In the last few videos we talked about how to do forward propagation and

back propagation in a neural network in order to compute derivatives.

But back prop as an algorithm has a lot of details and

can be a little bit tricky to implement.

And one unfortunate property is that there are many ways to

have subtle bugs in back prop.

So that if you run it with gradient descent or

some other optimizational algorithm, it could actually look like it's working.

And your cost function,

J of theta may end up decreasing on every iteration of gradient descent.

But this could prove true even though there might be some

bug in your implementation of back prop.

So that it looks J of theta is decreasing, but

you might just wind up with a neural network that has a higher level of

error than you would with a bug free implementation.

And you might just not know that there was this subtle bug that was giving you

worse performance.

So, what can we do about this?

There's an idea called gradient checking

that eliminates almost all of these problems.

So, today every time I implement back propagation or

a similar gradient to a [INAUDIBLE] on a neural network or

any other reasonably complex model, I always implement gradient checking.

And if you do this, it will help you make sure and sort of gain high confidence that

your implementation of four prop and back prop or whatever is 100% correct.

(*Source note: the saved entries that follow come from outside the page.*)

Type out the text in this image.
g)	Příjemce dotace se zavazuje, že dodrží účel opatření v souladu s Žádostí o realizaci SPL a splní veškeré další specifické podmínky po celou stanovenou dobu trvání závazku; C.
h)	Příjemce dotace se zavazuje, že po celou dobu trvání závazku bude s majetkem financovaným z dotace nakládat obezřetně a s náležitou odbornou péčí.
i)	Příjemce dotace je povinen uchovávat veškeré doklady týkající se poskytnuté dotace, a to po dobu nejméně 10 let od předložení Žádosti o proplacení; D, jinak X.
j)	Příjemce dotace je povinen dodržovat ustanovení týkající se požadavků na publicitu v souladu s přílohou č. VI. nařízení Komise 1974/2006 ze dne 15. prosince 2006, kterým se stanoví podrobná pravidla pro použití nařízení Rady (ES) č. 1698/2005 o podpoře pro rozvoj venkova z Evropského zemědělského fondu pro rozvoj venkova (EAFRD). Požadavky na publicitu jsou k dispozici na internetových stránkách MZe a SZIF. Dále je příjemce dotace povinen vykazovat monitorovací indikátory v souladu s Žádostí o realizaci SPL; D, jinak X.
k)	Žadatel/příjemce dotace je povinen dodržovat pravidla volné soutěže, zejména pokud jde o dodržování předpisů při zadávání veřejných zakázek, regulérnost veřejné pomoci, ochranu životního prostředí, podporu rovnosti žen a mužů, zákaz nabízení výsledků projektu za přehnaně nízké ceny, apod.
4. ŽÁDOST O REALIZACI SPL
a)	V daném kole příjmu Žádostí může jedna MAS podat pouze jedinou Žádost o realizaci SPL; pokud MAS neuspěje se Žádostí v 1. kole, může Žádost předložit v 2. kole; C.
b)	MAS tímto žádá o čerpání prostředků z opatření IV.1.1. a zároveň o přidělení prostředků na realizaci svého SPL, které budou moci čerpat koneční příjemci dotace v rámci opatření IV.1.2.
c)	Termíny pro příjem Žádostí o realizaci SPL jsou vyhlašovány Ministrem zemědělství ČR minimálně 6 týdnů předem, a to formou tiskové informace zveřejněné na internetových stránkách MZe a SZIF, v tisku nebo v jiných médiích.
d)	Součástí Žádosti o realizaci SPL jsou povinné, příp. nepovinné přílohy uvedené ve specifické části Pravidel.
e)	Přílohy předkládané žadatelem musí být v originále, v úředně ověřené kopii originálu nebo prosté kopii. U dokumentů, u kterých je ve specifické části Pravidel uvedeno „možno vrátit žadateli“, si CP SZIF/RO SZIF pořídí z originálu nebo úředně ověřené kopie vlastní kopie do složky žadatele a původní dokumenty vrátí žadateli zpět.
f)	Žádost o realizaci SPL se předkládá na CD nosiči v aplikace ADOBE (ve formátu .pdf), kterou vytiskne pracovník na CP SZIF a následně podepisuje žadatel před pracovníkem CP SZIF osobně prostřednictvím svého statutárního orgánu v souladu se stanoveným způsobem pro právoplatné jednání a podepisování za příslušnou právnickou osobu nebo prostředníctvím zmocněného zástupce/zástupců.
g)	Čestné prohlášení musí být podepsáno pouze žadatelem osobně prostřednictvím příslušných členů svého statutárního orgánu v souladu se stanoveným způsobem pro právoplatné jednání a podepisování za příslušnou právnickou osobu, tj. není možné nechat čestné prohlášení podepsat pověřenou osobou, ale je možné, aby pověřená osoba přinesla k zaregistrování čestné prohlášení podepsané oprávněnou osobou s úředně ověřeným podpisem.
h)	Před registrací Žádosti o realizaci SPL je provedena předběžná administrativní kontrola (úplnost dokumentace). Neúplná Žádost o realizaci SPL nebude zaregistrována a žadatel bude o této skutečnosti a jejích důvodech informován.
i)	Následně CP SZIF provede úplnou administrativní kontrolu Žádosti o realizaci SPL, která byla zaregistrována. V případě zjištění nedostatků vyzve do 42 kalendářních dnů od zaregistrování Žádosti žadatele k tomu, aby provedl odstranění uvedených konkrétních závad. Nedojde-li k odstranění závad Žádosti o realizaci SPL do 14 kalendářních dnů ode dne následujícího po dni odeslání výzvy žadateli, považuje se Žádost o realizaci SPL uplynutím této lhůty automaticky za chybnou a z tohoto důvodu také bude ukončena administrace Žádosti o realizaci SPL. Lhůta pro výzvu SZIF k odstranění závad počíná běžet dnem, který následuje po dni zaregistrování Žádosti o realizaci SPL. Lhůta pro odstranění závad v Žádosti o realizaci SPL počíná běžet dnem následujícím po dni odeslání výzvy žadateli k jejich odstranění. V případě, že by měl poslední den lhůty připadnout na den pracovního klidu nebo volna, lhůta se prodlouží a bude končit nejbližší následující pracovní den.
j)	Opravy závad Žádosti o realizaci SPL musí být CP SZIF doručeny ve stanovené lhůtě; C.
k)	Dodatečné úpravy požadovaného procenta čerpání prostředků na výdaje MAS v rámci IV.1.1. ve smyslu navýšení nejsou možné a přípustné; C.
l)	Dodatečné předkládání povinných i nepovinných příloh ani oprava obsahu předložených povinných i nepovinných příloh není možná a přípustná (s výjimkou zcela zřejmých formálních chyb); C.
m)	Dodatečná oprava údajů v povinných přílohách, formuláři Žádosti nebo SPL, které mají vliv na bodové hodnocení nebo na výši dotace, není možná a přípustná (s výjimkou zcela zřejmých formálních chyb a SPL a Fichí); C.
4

And from what I've seen this pretty much eliminates all the problems associated

with a sort of a buggy implementation as a back prop.

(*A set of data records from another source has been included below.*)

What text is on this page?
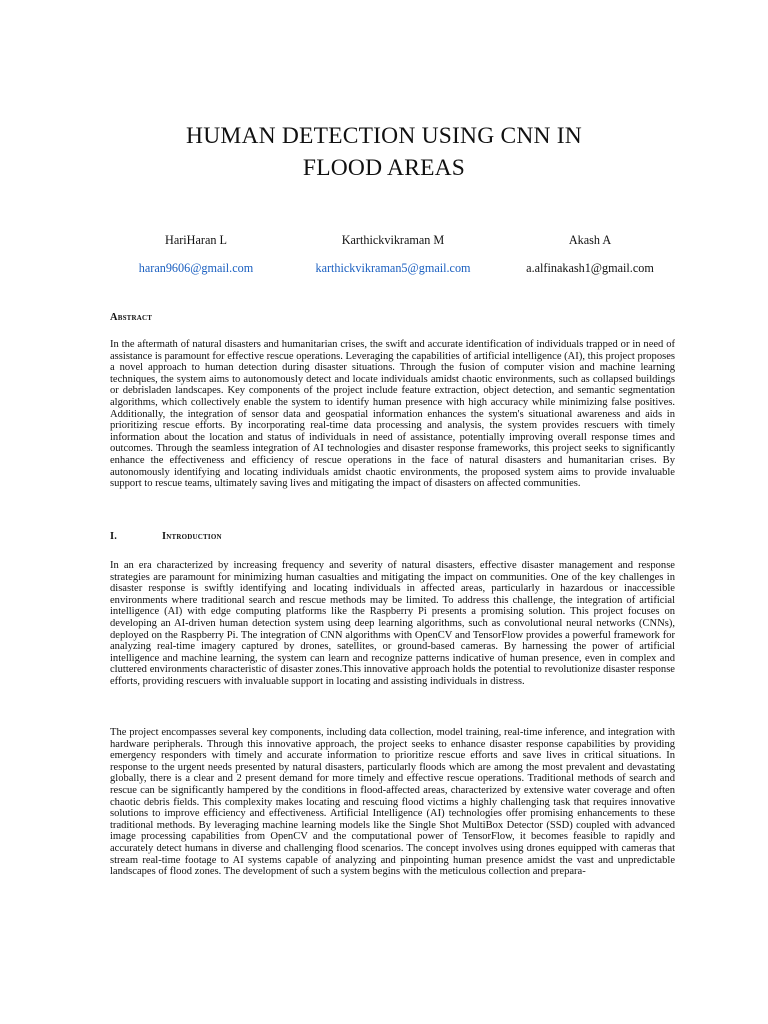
HUMAN DETECTION USING CNN IN
FLOOD AREAS
HariHaran L
haran9606@gmail.com
Karthickvikraman M
karthickvikraman5@gmail.com
Akash A
a.alfinakash1@gmail.com
Abstract

In the aftermath of natural disasters and humanitarian crises, the swift and accurate identification of individuals trapped or in need of assistance is paramount for effective rescue operations. Leveraging the capabilities of artificial intelligence (AI), this project proposes a novel approach to human detection during disaster situations. Through the fusion of computer vision and machine learning techniques, the system aims to autonomously detect and locate individuals amidst chaotic environments, such as collapsed buildings or debrisladen landscapes. Key components of the project include feature extraction, object detection, and semantic segmentation algorithms, which collectively enable the system to identify human presence with high accuracy while minimizing false positives. Additionally, the integration of sensor data and geospatial information enhances the system's situational awareness and aids in prioritizing rescue efforts. By incorporating real-time data processing and analysis, the system provides rescuers with timely information about the location and status of individuals in need of assistance, potentially improving overall response times and outcomes. Through the seamless integration of AI technologies and disaster response frameworks, this project seeks to significantly enhance the effectiveness and efficiency of rescue operations in the face of natural disasters and humanitarian crises. By autonomously identifying and locating individuals amidst chaotic environments, the proposed system aims to provide invaluable support to rescue teams, ultimately saving lives and mitigating the impact of disasters on affected communities.

I.	Introduction

In an era characterized by increasing frequency and severity of natural disasters, effective disaster management and response strategies are paramount for minimizing human casualties and mitigating the impact on communities. One of the key challenges in disaster response is swiftly identifying and locating individuals in affected areas, particularly in hazardous or inaccessible environments where traditional search and rescue methods may be limited. To address this challenge, the integration of artificial intelligence (AI) with edge computing platforms like the Raspberry Pi presents a promising solution. This project focuses on developing an AI-driven human detection system using deep learning algorithms, such as convolutional neural networks (CNNs), deployed on the Raspberry Pi. The integration of CNN algorithms with OpenCV and TensorFlow provides a powerful framework for analyzing real-time imagery captured by drones, satellites, or ground-based cameras. By harnessing the power of artificial intelligence and machine learning, the system can learn and recognize patterns indicative of human presence, even in complex and cluttered environments characteristic of disaster zones.This innovative approach holds the potential to revolutionize disaster response efforts, providing rescuers with invaluable support in locating and assisting individuals in distress.

The project encompasses several key components, including data collection, model training, real-time inference, and integration with hardware peripherals. Through this innovative approach, the project seeks to enhance disaster response capabilities by providing emergency responders with timely and accurate information to prioritize rescue efforts and save lives in critical situations. In response to the urgent needs presented by natural disasters, particularly floods which are among the most prevalent and devastating globally, there is a clear and 2 present demand for more timely and effective rescue operations. Traditional methods of search and rescue can be significantly hampered by the conditions in flood-affected areas, characterized by extensive water coverage and often chaotic debris fields. This complexity makes locating and rescuing flood victims a highly challenging task that requires innovative solutions to improve efficiency and effectiveness. Artificial Intelligence (AI) technologies offer promising enhancements to these traditional methods. By leveraging machine learning models like the Single Shot MultiBox Detector (SSD) coupled with advanced image processing capabilities from OpenCV and the computational power of TensorFlow, it becomes feasible to rapidly and accurately detect humans in diverse and challenging flood scenarios. The concept involves using drones equipped with cameras that stream real-time footage to AI systems capable of analyzing and pinpointing human presence amidst the vast and unpredictable landscapes of flood zones. The development of such a system begins with the meticulous collection and prepara-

And in the previous videos I asked you to take on faith that the formulas I gave for

computing the deltas and the vs and so on, I asked you to take on

faith that those actually do compute the gradients of the cost function.

But once you implement numerical gradient checking, which is the topic of this

video, you'll be able to absolute verify for yourself that the code you're writing

does indeed, is indeed computing the derivative of the cross function J.